Antibiotic resistance profile of the most prevalent bacterial isolates and those related to NIs
Regarding the global profile of resistance, over the 13 species (89 strains) tested through 18 antibiotics, there was a high level of resistance to most of the antibiotics of “group 1” especially Penicillin (amoxicillin (77.5%) and Oxacillin (76.4%)), followed by 3GCephalosporine (Ceftazidime (74.2%) and Monobactam (Aztreonam (70.8%)). Although, observed in the same “group 1”, Carbapenem (imipenem (5.61%)) was the lowest except among Pasteurella pneumotropica with one strain resistant.
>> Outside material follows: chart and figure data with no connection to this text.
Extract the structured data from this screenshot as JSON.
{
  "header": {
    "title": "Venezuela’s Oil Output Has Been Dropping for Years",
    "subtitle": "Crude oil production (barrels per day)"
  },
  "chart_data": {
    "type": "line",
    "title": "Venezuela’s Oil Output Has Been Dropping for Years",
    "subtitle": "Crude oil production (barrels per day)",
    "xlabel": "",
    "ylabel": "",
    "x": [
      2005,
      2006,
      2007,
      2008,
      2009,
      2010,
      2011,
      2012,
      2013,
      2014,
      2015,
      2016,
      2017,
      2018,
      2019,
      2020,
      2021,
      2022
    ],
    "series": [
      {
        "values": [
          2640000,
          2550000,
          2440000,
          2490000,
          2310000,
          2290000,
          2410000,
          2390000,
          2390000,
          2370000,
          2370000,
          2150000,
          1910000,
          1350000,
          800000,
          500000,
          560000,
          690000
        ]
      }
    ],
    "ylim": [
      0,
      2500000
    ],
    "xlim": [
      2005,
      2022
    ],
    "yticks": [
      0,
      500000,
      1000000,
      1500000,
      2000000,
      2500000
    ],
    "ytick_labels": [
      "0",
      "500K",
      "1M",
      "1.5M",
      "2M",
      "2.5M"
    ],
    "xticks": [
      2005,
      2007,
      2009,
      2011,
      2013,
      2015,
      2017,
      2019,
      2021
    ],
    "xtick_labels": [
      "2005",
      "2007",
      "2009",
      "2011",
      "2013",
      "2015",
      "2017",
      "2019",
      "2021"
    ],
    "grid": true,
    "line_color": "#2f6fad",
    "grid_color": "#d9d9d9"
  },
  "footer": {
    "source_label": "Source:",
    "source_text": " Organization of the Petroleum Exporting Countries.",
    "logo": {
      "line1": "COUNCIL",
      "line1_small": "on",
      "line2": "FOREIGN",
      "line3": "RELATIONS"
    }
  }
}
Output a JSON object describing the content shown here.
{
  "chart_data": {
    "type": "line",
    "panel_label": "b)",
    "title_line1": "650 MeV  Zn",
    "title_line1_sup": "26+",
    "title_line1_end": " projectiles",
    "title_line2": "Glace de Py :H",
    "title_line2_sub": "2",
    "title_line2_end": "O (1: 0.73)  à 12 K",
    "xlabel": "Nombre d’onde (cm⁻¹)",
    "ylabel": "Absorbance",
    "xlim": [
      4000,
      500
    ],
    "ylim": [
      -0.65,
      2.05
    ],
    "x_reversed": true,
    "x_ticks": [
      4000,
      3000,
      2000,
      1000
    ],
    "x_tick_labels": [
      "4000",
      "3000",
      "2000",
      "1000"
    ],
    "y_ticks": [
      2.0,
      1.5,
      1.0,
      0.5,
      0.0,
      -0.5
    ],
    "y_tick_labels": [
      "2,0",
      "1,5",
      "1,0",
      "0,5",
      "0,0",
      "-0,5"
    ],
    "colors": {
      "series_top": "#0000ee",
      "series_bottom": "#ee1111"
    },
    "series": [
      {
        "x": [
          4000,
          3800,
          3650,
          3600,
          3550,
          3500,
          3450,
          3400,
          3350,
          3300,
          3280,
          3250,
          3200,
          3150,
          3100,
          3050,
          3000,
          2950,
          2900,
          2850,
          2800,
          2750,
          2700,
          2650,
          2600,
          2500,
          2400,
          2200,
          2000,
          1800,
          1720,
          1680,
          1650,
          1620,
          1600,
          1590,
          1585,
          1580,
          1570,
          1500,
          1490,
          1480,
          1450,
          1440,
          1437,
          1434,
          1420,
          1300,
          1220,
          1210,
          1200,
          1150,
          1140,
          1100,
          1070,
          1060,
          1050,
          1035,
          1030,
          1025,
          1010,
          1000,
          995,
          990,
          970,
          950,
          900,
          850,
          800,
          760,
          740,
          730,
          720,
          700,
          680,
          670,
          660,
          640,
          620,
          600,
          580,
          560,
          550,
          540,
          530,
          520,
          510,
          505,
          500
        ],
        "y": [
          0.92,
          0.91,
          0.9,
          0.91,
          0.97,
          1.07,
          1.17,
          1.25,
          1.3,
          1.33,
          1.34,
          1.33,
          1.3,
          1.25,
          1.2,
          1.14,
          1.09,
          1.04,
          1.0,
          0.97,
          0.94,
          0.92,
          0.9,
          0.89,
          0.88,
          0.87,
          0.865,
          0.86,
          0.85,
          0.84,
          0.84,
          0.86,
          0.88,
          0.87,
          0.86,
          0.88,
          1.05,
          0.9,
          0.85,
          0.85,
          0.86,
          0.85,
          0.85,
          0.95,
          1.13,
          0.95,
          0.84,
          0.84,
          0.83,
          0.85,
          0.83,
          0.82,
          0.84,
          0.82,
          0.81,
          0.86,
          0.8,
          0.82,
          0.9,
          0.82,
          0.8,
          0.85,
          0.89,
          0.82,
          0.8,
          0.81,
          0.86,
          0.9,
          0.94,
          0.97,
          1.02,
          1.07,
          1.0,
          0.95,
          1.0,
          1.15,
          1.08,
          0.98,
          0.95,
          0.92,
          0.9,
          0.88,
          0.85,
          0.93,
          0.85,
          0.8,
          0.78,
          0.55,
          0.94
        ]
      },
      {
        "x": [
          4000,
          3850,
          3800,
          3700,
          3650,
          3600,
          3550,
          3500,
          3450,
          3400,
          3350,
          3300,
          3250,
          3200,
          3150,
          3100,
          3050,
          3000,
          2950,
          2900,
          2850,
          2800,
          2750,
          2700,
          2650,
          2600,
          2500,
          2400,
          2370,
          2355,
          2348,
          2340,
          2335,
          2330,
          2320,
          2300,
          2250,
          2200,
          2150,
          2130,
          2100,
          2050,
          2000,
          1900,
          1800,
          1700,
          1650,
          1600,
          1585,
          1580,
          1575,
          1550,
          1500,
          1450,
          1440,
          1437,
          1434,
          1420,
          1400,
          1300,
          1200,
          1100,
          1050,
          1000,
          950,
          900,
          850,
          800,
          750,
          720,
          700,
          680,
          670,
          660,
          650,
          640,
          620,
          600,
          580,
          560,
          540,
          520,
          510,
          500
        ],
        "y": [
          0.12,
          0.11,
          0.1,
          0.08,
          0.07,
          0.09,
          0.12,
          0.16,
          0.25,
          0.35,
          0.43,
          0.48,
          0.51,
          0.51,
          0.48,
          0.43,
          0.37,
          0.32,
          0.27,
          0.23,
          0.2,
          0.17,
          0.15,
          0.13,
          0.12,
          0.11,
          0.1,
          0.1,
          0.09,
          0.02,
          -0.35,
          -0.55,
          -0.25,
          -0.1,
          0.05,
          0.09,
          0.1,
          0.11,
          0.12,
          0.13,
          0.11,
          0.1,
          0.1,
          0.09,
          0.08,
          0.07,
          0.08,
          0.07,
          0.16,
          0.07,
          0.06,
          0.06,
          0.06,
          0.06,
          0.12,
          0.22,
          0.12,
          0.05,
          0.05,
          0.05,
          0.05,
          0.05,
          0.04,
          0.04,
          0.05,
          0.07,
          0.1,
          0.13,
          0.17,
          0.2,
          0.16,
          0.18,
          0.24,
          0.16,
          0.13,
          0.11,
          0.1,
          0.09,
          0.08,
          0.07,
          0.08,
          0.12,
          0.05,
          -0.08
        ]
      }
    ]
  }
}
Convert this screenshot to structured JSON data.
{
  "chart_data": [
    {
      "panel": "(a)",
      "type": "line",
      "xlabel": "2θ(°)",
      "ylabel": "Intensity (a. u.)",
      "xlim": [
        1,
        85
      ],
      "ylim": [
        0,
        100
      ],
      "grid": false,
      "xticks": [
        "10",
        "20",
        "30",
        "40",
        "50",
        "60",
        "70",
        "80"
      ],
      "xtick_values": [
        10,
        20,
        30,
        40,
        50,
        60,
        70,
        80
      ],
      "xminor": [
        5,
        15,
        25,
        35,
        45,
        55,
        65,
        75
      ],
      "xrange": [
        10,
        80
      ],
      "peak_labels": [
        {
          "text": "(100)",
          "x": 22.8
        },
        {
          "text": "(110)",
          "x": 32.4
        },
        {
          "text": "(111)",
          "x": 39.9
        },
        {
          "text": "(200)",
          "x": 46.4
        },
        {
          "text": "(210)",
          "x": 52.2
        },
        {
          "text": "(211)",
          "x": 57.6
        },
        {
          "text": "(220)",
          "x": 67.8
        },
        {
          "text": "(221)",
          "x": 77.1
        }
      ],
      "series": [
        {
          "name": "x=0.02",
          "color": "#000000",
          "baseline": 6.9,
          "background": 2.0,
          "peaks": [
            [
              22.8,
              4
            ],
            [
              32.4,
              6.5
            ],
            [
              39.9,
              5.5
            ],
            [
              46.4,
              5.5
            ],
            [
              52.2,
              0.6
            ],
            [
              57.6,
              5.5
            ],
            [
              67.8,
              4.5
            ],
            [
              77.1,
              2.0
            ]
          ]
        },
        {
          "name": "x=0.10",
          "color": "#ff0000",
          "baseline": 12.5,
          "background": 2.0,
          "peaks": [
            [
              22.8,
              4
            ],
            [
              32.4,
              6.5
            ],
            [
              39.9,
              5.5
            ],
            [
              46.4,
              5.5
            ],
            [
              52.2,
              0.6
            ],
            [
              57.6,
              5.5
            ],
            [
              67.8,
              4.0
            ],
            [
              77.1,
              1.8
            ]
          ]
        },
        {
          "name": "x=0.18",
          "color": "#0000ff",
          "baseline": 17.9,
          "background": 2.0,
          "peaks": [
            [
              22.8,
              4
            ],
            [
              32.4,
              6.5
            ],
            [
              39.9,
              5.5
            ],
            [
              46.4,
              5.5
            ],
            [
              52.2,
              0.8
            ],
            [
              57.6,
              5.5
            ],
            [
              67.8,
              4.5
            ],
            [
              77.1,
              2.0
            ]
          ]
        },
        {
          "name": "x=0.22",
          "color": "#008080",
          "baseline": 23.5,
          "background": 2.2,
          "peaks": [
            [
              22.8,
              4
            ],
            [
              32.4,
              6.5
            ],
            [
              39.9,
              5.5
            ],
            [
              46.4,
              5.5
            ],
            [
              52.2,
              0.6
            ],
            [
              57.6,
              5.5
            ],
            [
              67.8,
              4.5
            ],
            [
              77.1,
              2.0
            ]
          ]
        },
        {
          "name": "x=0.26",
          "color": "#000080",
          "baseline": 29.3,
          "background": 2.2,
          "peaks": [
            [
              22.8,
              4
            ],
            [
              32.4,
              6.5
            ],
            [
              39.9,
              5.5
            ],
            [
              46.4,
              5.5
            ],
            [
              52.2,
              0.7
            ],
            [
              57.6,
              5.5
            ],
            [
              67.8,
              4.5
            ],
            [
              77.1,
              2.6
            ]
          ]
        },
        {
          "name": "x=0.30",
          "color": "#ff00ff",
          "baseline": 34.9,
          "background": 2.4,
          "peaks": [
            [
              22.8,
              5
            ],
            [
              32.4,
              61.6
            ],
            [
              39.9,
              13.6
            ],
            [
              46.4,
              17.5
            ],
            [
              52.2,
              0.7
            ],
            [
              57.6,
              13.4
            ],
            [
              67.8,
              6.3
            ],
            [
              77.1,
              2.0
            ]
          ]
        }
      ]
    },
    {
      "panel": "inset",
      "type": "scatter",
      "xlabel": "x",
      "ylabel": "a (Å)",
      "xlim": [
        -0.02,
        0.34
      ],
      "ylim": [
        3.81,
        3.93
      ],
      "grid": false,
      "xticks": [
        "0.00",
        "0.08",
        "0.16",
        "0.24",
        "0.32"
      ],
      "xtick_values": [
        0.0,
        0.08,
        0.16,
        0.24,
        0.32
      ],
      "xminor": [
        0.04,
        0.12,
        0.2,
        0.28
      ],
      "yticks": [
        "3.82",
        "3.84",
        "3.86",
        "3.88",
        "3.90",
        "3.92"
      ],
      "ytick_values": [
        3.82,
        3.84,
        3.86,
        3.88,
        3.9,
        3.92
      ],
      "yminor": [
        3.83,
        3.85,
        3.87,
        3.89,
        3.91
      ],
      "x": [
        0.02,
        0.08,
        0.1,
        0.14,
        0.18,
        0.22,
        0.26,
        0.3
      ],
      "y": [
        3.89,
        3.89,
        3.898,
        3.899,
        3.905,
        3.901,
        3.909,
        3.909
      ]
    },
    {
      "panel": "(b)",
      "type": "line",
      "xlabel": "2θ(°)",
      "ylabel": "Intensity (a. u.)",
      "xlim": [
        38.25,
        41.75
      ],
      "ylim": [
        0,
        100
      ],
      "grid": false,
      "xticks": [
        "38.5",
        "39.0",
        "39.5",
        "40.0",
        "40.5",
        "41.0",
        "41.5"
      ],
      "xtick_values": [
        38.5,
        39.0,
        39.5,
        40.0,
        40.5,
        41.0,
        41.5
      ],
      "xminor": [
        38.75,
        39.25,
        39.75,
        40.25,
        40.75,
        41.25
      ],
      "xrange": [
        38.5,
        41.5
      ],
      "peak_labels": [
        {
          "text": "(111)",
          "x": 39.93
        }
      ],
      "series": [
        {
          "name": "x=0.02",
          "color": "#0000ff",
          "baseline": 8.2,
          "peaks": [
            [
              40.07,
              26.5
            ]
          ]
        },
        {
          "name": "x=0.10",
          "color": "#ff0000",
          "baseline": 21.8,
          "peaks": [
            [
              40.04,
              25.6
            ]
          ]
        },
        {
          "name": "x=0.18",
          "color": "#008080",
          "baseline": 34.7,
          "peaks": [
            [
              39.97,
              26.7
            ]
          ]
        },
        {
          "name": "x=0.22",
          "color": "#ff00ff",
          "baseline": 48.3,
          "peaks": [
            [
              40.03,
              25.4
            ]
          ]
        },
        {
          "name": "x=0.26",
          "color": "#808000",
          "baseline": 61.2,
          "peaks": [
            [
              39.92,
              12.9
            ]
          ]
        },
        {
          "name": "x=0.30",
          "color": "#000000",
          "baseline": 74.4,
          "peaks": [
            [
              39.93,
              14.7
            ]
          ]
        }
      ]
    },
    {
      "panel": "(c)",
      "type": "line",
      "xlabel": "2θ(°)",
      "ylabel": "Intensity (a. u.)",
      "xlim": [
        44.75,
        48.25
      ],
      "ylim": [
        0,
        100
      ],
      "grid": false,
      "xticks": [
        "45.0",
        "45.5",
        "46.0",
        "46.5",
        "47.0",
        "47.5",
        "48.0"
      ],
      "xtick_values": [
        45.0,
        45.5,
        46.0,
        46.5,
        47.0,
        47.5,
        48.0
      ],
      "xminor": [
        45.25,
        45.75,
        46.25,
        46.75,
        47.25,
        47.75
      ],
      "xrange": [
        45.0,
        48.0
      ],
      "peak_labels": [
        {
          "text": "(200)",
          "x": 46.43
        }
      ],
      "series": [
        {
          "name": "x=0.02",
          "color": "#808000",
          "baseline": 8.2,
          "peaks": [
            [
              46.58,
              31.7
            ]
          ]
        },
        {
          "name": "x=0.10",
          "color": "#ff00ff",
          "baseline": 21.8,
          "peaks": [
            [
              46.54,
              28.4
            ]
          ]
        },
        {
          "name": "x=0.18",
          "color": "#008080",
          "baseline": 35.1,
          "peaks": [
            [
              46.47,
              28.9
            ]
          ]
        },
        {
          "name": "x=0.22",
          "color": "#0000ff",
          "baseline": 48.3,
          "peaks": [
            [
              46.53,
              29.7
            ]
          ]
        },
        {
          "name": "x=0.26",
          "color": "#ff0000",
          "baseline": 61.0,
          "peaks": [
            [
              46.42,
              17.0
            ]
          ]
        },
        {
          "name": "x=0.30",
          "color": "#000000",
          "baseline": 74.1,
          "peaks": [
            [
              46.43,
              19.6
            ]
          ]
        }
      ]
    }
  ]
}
Similar results are reported (2020) by the Canadian Nosocomial Infection Surveillance Program where the highest non-susceptibility antibiotics rates were in Penicillin class (ampicillin (43.0%)) and low than 92.8% resistant to Cephalosporine (Cefuroxime) reported by Makanjuola et al (2018), while showed all low resistance for Carbapenem (meropenem (0.4% ) ,Ertapenem (0.2%)) and despite low than meropenem 21.4% respectively)62,17. The main isolate of Enterobacteriaceae family, E.coli was 100% sensitive to Carbapenem (imipenem) as per Chelliah et al with 100% E. coli 63.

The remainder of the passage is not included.